''To provide affordable, decent, safe and sanitary housing to low- to moderate-income families giving them the opportunity to become homeowners.''
This is the description of the mission of Sunshine of Warren-Trumbull, Inc., which was provided on its Form-990 return to the IRS. It is a laudable mission, but it is clearly not being fulfilled by the organization under its present administration.
Sunshine was created by the City of Warren and Trumbull County in 1993 using federal HOME grants to provide low income residents with housing. It has used money from the city and HUD to buy, build and rehab homes.
Currently it owns 87 properties, 57 of which have back taxes owed on them. In fact, Sunshine owes over $188,000 in back property taxes and penalties. Almost half of those properties are vacant.
Some of the properties on which back taxes are owed are being sold on land contract. The buyers of these properties are making monthly payments with the property taxes included, and yet it appears that Sunshine has not been paying those property taxes with that money. Director Anthony Iannucci needs to explain where that money went.
Sunshine has properties on Warren's demolition and condemned lists, and has had properties demolished. Some of its properties are in dire need of repairs. Some have been damaged so severely by tenants that they required additional rehabbing.
The idea of this organization was originally sold as a way not only to help low income people own homes, but also to help eliminate blight. It seems like the agency is now actually creating the blight that it was supposed to eliminate.
Keep in mind that properties were purchased, rehabbed (some more than once) and demolished all with taxpayer dollars. The penalties of $22,600 for not paying the property taxes in a timely manner will also be funded by taxpayers.
I commend Warren City Council for meeting recently with Iannucci, and for questioning him. I think, however, that council members need to do more.
Councilman Alford Novak, D-2nd Ward, suggested a performance audit. That would be wise. Mr. Iannucci has claimed that as a private corporation, Sunshine does not have to provide details of how money has been spent. Perhaps he forgets that the funding for Sunshine comes from taxpayer funds, and the public should have a right to know how these funds have been spent.
I've looked at the 990-forms filed by Sunshine for the years 2010 and 2011, the latter of which was filed in November of last year. In 2011, Sunshine received over $200,000 in government grants. It ended the year with $216,221 in net revenues. Where did that money go?
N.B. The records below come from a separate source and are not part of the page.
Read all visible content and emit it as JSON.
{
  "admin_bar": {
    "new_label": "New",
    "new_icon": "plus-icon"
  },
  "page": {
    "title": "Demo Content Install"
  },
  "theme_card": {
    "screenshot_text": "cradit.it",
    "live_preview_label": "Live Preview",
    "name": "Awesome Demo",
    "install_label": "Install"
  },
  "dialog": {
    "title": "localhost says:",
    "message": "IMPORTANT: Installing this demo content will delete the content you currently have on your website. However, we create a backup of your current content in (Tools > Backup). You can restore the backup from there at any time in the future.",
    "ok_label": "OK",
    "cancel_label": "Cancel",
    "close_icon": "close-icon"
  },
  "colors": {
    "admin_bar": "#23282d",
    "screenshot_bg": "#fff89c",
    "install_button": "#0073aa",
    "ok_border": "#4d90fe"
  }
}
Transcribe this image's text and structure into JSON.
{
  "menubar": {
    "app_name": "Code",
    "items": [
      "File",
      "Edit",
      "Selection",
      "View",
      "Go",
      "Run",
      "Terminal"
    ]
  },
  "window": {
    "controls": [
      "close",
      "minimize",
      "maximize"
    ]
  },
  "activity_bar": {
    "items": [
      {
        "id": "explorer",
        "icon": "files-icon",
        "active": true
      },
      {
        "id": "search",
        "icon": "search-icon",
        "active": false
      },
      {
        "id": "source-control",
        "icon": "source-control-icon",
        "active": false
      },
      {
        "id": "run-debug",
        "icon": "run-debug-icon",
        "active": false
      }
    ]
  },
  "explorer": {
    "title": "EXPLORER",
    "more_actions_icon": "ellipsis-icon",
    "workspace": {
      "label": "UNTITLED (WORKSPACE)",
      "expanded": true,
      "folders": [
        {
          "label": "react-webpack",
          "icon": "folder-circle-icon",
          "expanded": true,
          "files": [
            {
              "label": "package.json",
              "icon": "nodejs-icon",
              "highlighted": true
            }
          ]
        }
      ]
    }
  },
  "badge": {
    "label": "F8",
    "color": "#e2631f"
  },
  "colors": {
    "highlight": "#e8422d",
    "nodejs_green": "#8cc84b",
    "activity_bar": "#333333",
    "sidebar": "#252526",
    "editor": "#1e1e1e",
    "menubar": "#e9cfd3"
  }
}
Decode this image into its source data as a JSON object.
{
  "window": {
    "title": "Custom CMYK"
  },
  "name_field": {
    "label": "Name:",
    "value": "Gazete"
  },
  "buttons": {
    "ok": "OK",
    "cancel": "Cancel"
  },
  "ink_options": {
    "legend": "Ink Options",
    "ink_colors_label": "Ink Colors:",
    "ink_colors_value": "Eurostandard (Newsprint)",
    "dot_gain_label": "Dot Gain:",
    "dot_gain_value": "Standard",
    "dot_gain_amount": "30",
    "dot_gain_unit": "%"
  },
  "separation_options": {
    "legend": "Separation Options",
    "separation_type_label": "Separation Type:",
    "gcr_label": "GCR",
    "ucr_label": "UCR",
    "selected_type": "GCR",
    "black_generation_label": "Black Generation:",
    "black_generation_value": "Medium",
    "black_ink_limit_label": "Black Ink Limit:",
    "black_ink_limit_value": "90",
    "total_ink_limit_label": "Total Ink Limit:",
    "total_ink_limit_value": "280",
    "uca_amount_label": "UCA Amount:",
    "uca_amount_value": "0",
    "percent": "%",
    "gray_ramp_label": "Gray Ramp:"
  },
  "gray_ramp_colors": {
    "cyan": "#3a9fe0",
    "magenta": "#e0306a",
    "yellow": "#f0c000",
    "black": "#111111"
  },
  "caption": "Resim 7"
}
I am also curious about Mr. Iannucci. Mr. Iannucci is not just the Director at Sunshine where, according to the 990 form, he worked an average of 20 hours per week and made $37,700 in 2011. Since 2005, Mr. Iannucci has also been director of Warren Redevelopment and Planning, another non-profit, which operates on a contract with the City of Warren. He receives an annual salary of $34,800 for that job on which he works 40 hours per week, according to the forms.
In a performance update with City Council, done at the request of Councilwoman Helen Rucker, Iannucci claimed that WRAP had been involved in attracting 11 new businesses to Warren. Included in that list was Sunset Lounge, the now closed site of a New Year's Day murder. After that incident, Mr. Iannucci backtracked and said the WRAP didn't actually help Sunset open, but they approved a sign for the business. I have to wonder if City Council can really trust anything that Mr. Iannucci tells them.
He is also president of Warren Parking Systems, which has the contract to oversee parking in the downtown. This organization is losing money. Mr. Iannucci is also the program director for Warren Business Exchange.
The only thing these agencies seem to be succeeding at is providing Iannucci with an income.
City Council must let the sun shine on Anthony Iannucci and the organizations that he runs.
Yoder is a West Farmington resident.